The complex flight patterns of bats were successfully tracked, thanks to the world's smallest GPS devices, which revealed that Egyptian fruit bats are equipped with visual maps and internal compass of their home range, from a "bird's eye view."

Researchers from the Hebrew University of Jerusalem attached tiny GPS devices to the bats in a field study, in an attempt to figure out how the fruit bats identify specific fruit trees, flying dozens of kilometers each night.

The Egyptian Fruit Bat, or Egyptian Rousette, is a species of bat seen throughout Africa and the Middle East. It consumes large amounts of fruit each night, such as wild dates and soft fruit.

While the navigational skills of other creatures including birds, fish, insects and turtles have been investigated, studies of mammalian navigation have been limited to the laboratory.

This study marks the first-ever comprehensive GPS-based field study of mammal navigation. The GPS devices used to track the bats each weighed around 10 grams, containing tiny GPS receivers, in addition to a memory logger and battery.

During several consecutive nights of observation, the bats took flight from a cave near the Israeli city of Beit Shemesh, flying in a straight line at speeds of at least 40 km an hour, hundreds of meters above the tree tops. They traveled to the same trees around 12 to 25 km from their cave night after night, even ignoring apparently identical trees closer to home. This fact ruled out smell as their main navigation aid.

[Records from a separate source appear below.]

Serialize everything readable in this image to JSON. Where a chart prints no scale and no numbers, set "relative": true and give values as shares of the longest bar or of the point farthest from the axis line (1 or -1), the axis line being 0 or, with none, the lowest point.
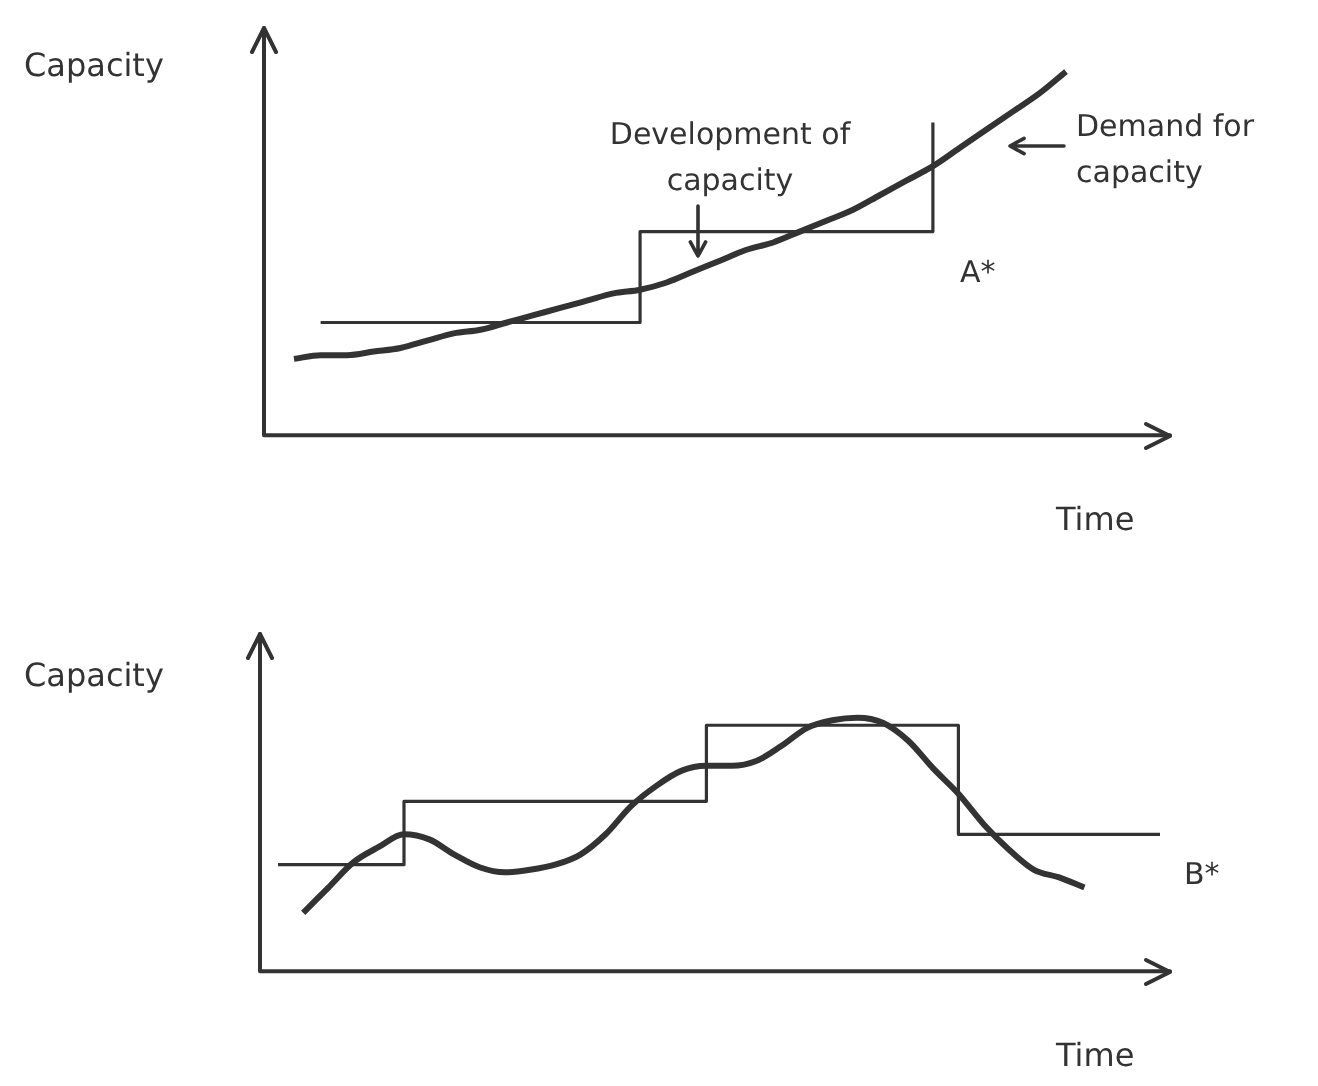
{
  "chart_data": [
    {
      "type": "line",
      "relative": true,
      "ylabel": "Capacity",
      "xlabel": "Time",
      "categories": [
        null,
        null,
        null,
        null,
        null,
        null,
        null,
        null,
        null,
        null,
        null,
        null,
        null,
        null,
        null,
        null,
        null,
        null,
        null,
        null,
        null,
        null,
        null,
        null,
        null,
        null,
        null,
        null,
        null,
        null
      ],
      "series": [
        {
          "type": "line",
          "color": "#333333",
          "values": [
            0.21,
            0.22,
            0.22,
            0.23,
            0.24,
            0.26,
            0.28,
            0.29,
            0.31,
            0.33,
            0.35,
            0.37,
            0.39,
            0.4,
            0.42,
            0.45,
            0.48,
            0.51,
            0.53,
            0.56,
            0.59,
            0.62,
            0.66,
            0.7,
            0.74,
            0.79,
            0.84,
            0.89,
            0.94,
            1.0
          ]
        },
        {
          "type": "step",
          "color": "#333333",
          "values": [
            null,
            0.31,
            0.31,
            0.31,
            0.31,
            0.31,
            0.31,
            0.31,
            0.31,
            0.31,
            0.31,
            0.31,
            0.31,
            0.56,
            0.56,
            0.56,
            0.56,
            0.56,
            0.56,
            0.56,
            0.56,
            0.56,
            0.56,
            0.56,
            0.86,
            null,
            null,
            null,
            null,
            null
          ]
        }
      ],
      "annotations": [
        "Development of capacity",
        "Demand for capacity",
        "A*"
      ]
    },
    {
      "type": "line",
      "relative": true,
      "ylabel": "Capacity",
      "xlabel": "Time",
      "categories": [
        null,
        null,
        null,
        null,
        null,
        null,
        null,
        null,
        null,
        null,
        null,
        null,
        null,
        null,
        null,
        null,
        null,
        null,
        null,
        null,
        null,
        null,
        null,
        null,
        null,
        null,
        null,
        null,
        null,
        null,
        null,
        null,
        null,
        null,
        null,
        null
      ],
      "series": [
        {
          "type": "line",
          "color": "#333333",
          "values": [
            null,
            0.23,
            0.33,
            0.43,
            0.49,
            0.54,
            0.52,
            0.46,
            0.41,
            0.39,
            0.4,
            0.42,
            0.46,
            0.54,
            0.65,
            0.73,
            0.79,
            0.81,
            0.81,
            0.83,
            0.89,
            0.96,
            0.99,
            1.0,
            0.98,
            0.91,
            0.8,
            0.7,
            0.58,
            0.48,
            0.4,
            0.37,
            0.33,
            null,
            null,
            null
          ]
        },
        {
          "type": "step",
          "color": "#333333",
          "values": [
            0.42,
            0.42,
            0.42,
            0.42,
            0.42,
            0.67,
            0.67,
            0.67,
            0.67,
            0.67,
            0.67,
            0.67,
            0.67,
            0.67,
            0.67,
            0.67,
            0.67,
            0.97,
            0.97,
            0.97,
            0.97,
            0.97,
            0.97,
            0.97,
            0.97,
            0.97,
            0.97,
            0.54,
            0.54,
            0.54,
            0.54,
            0.54,
            0.54,
            0.54,
            0.54,
            0.54
          ]
        }
      ],
      "annotations": [
        "B*"
      ]
    }
  ]
}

As a way for further investigation, the scientists brought some bats to a new area in the desert, 44 kilometers south of their normal range.

Some bats were released at dusk; others were fed in the new area and released just before dawn. Those released first had no trouble navigating to their favorite fruit trees, returning straight back to their caves afterward. Those who were fed first simply made a beeline back to the cave once they were released. This made the researchers believe that bats were using familiar landmarks to find their way home, regardless of the distance.

The bats were tested with an even farther distance, moved to a natural depression which limited their field of vision. This time, some bats were released from a hilltop at the edge of the Large Crater 84 km south of their home cave while others from the bottom of the crater.
Those from the hilltop could immediately reorient themselves to fly back to the cave, while those from the crater's bottom seemed disoriented, unable to find clear landmarks to identify where they were. After wandering around for quite a while, the bats finally found their way out of the crater and to their home.

The results showed that the bats use visual information to construct a cognitive map of a wide area, carrying around an internal, cognitive map of their home range, based on landmarks such as lights or hills.

When landmarks are unreliable, bats may have an additional, back-up navigational mechanism, such as sensing magnetic fields or directional odors carried on the sea breeze from the Mediterranean to the Negev Desert, according to the researchers.

Researchers concluded that bats' large-scale navigational abilities could rival those of homing pigeons. The findings could bring new insight into both bat ecology and mental map system in the mammals, including human beings.